The fact that a large percentage of embryos fail to implant does not undermine the claim that embryos are biologically human or alive. High mortality rates do not determine whether an entity is a member of the human species. Many categories of humans—such as the very elderly or the severely ill—can have extremely high death rates while remaining fully human. Death rate describes vulnerability, not ontological status.
Even though more than 70% of fertilized eggs pass through the mother naturally without implanting, zygotes are still correctly described as biological humans. The loss of many embryos through natural processes does not mean they were never alive, just as the inevitability of death does not mean a 98-year-old is not alive.
A useful comparison is brain death. When a person is brain dead, the body’s cells are no longer communicating or coordinating toward the good of the whole organism.

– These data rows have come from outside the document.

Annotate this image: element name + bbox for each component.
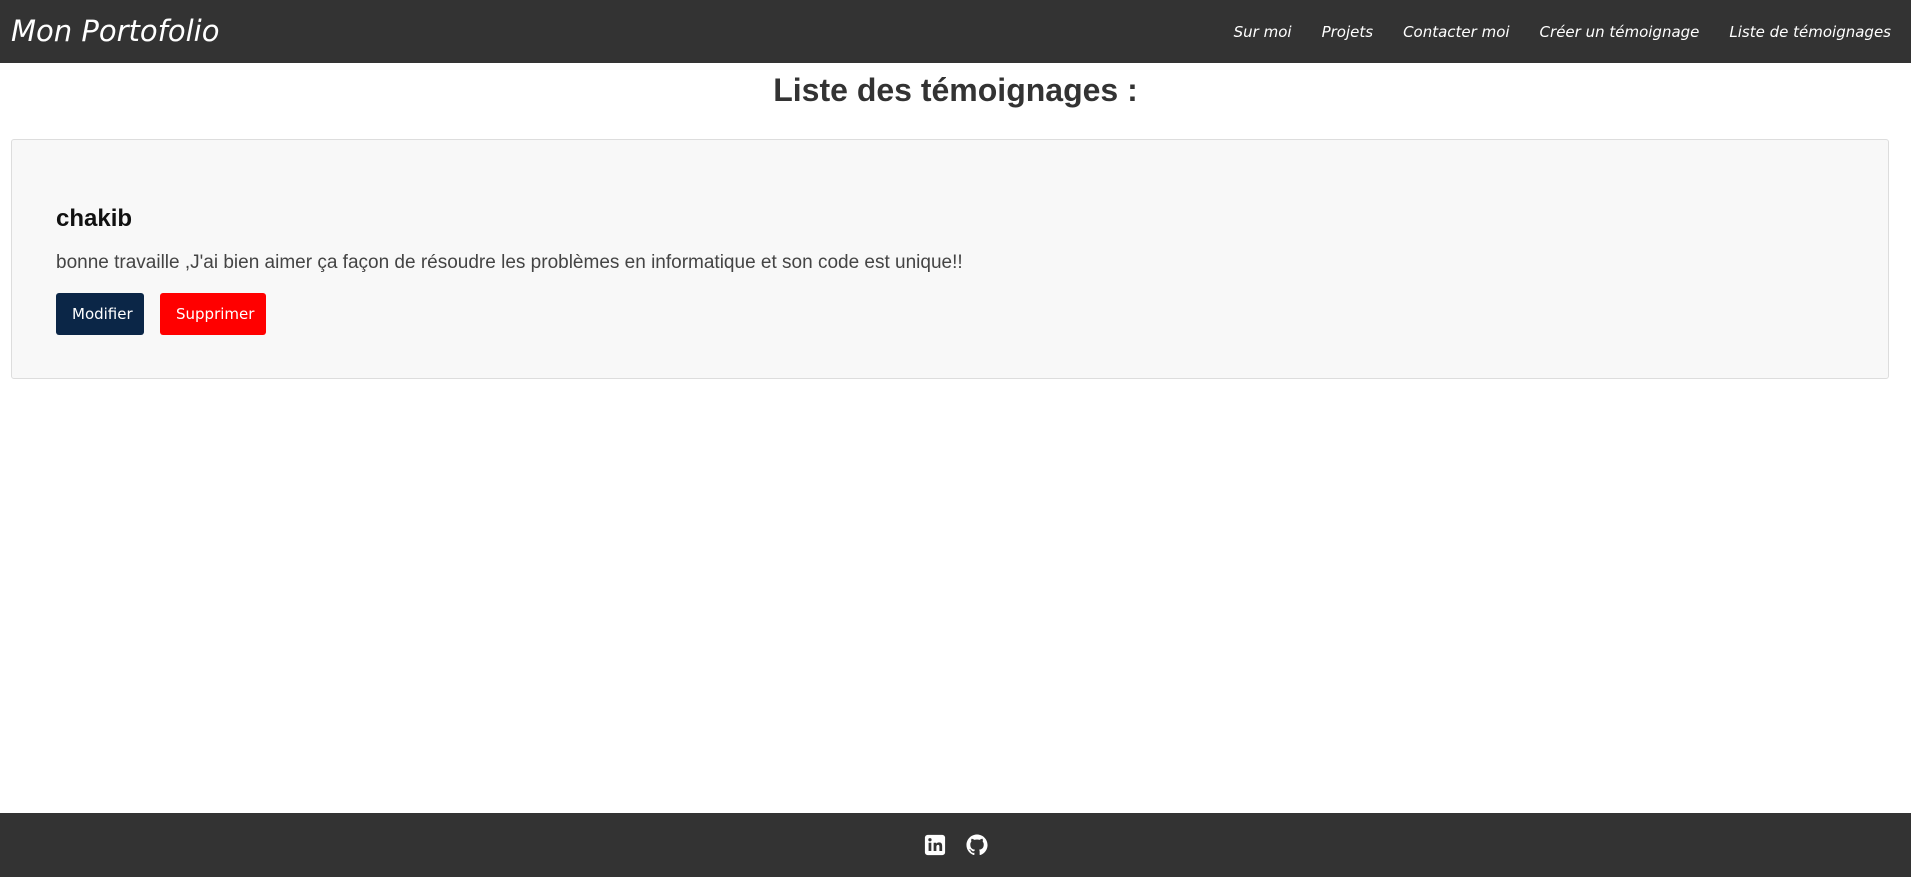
brand-logo[interactable]: Mon Portofolio bbox=[11, 12, 219, 50]
page-title: Liste des témoignages : bbox=[773, 72, 1138, 108]
footer bbox=[0, 813, 1911, 877]
nav-link-sur-moi[interactable]: Sur moi bbox=[1234, 23, 1292, 41]
nav-links: Sur moi Projets Contacter moi Créer un t… bbox=[1204, 0, 1891, 63]
navbar: Mon Portofolio Sur moi Projets Contacter… bbox=[0, 0, 1911, 63]
nav-link-liste-temoignages[interactable]: Liste de témoignages bbox=[1729, 23, 1891, 41]
nav-link-contacter-moi[interactable]: Contacter moi bbox=[1403, 23, 1509, 41]
edit-button[interactable]: Modifier bbox=[56, 293, 144, 335]
testimonial-card: chakib bonne travaille ,J'ai bien aimer … bbox=[11, 139, 1889, 379]
nav-link-creer-temoignage[interactable]: Créer un témoignage bbox=[1540, 23, 1700, 41]
testimonial-text: bonne travaille ,J'ai bien aimer ça faço… bbox=[56, 252, 963, 273]
linkedin-icon[interactable] bbox=[924, 834, 946, 856]
github-icon[interactable] bbox=[965, 834, 988, 856]
footer-social-links bbox=[0, 813, 1911, 877]
testimonial-author: chakib bbox=[56, 205, 133, 232]
delete-button[interactable]: Supprimer bbox=[160, 293, 266, 335]
nav-link-projets[interactable]: Projets bbox=[1322, 23, 1373, 41]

That loss of coordinated function—called organic unity—is what marks the end of a living organism, even if some cells remain alive. Brain death is therefore recognized as the end of life because organic unity has been lost.
From that same perspective, life begins when organic unity begins. At fertilization, a new organism comes into existence. A day-one zygote is not a loose collection of cells but a whole, integrated organism whose cells are actively communicating and coordinating development for the good of the whole. The fact that many such organisms will naturally die early does not change what they are while they exist.
Key Takeaways
High natural death rates do not determine whether someone is biologically human; vulnerability does not negate humanity.
Embryos that fail to implant still existed as living human organisms prior to their natural death.
Organic unity is the key marker of life, and it begins at fertilization, not implantation.
If embryos are whole human organisms, their natural loss does not justify intentionally killing them.